Sahel : l’expansion jihadiste gagne les pays côtiers d’Afrique de l’Ouest, alerte une ONG

Sahel : l’expansion jihadiste gagne les pays côtiers d’Afrique de l’Ouest, alerte une ONG

13 décembre 2025 Non Par LA RÉDACTION

 

Les violences jihadistes, longtemps concentrées au cœur du Sahel, progressent désormais vers les pays côtiers d’Afrique de l’Ouest. C’est l’un des principaux signaux d’alerte lancés par l’ONG Acled dans son rapport sur les crises sécuritaires à surveiller en 2026, publié le 11 décembre. L’organisation fait état de la consolidation d’un « nouveau front » jihadiste dans les zones frontalières reliant le Bénin, le Niger et le Nigeria.

Selon Acled, les groupes armés ont considérablement intensifié leurs opérations au Sahel central. Au cours de l’année écoulée, plus de 10 000 morts ont été enregistrés au Burkina Faso, au Mali et au Niger. Parallèlement, le Groupe de soutien à l’islam et aux musulmans (Jnim), affilié à al-Qaïda, ainsi que l’État islamique au Sahel étendent leur emprise vers le sud, ciblant les régions frontalières des pays côtiers.

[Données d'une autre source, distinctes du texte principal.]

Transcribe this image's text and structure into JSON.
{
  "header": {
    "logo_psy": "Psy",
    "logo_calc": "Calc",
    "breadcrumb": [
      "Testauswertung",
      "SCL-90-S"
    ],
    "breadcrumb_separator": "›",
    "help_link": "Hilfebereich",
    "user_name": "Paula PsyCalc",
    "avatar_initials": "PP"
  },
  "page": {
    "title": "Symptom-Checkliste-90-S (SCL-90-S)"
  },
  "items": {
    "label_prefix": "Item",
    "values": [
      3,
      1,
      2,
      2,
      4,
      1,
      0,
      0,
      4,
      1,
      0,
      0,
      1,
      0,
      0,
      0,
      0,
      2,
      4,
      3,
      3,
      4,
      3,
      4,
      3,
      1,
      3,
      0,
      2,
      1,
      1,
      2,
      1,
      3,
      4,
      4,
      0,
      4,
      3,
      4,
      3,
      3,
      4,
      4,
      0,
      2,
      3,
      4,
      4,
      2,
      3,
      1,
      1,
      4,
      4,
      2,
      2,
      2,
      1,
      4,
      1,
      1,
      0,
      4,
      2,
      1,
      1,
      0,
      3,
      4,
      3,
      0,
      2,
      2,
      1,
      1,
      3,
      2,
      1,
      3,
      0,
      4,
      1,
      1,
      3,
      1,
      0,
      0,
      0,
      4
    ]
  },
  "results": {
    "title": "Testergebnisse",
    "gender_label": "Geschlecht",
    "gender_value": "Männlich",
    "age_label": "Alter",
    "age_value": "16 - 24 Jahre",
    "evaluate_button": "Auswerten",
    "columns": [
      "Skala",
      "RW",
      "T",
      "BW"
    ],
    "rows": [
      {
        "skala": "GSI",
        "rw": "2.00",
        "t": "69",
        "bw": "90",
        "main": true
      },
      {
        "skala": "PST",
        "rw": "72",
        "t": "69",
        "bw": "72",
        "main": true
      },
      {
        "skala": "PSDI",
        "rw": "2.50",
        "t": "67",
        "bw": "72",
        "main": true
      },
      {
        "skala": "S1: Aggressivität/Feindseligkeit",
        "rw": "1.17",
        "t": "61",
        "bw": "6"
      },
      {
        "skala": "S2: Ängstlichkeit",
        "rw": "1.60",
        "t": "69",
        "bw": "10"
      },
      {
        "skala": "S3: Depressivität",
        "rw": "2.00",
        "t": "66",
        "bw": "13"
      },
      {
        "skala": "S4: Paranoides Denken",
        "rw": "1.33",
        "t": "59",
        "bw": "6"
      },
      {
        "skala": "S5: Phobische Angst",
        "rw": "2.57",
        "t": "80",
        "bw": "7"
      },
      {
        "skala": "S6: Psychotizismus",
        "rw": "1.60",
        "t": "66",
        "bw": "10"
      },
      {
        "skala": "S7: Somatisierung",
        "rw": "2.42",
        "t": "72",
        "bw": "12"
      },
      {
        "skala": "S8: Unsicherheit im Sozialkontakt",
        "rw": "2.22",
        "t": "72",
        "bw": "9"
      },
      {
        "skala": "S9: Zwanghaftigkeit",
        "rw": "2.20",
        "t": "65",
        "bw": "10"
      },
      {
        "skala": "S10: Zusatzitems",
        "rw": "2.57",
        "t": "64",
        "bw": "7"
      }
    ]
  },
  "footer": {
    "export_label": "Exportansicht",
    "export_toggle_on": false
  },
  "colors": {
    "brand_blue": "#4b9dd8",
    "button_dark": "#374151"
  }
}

Le nord du Bénin durement touché

Cette dynamique affecte particulièrement le nord du Bénin, frontalier du Burkina Faso, du Niger et du Nigeria. La région a connu en 2025 son année la plus meurtrière jamais recensée, avec une augmentation d’environ 70 % du nombre de décès par rapport à la même période en 2024. Cette dégradation sécuritaire a été marquée par l’attaque d’avril dernier dans le parc national W, où plus de 50 soldats béninois ont perdu la vie. Le Jnim y mène des opérations transfrontalières accrues depuis l’est du Burkina Faso.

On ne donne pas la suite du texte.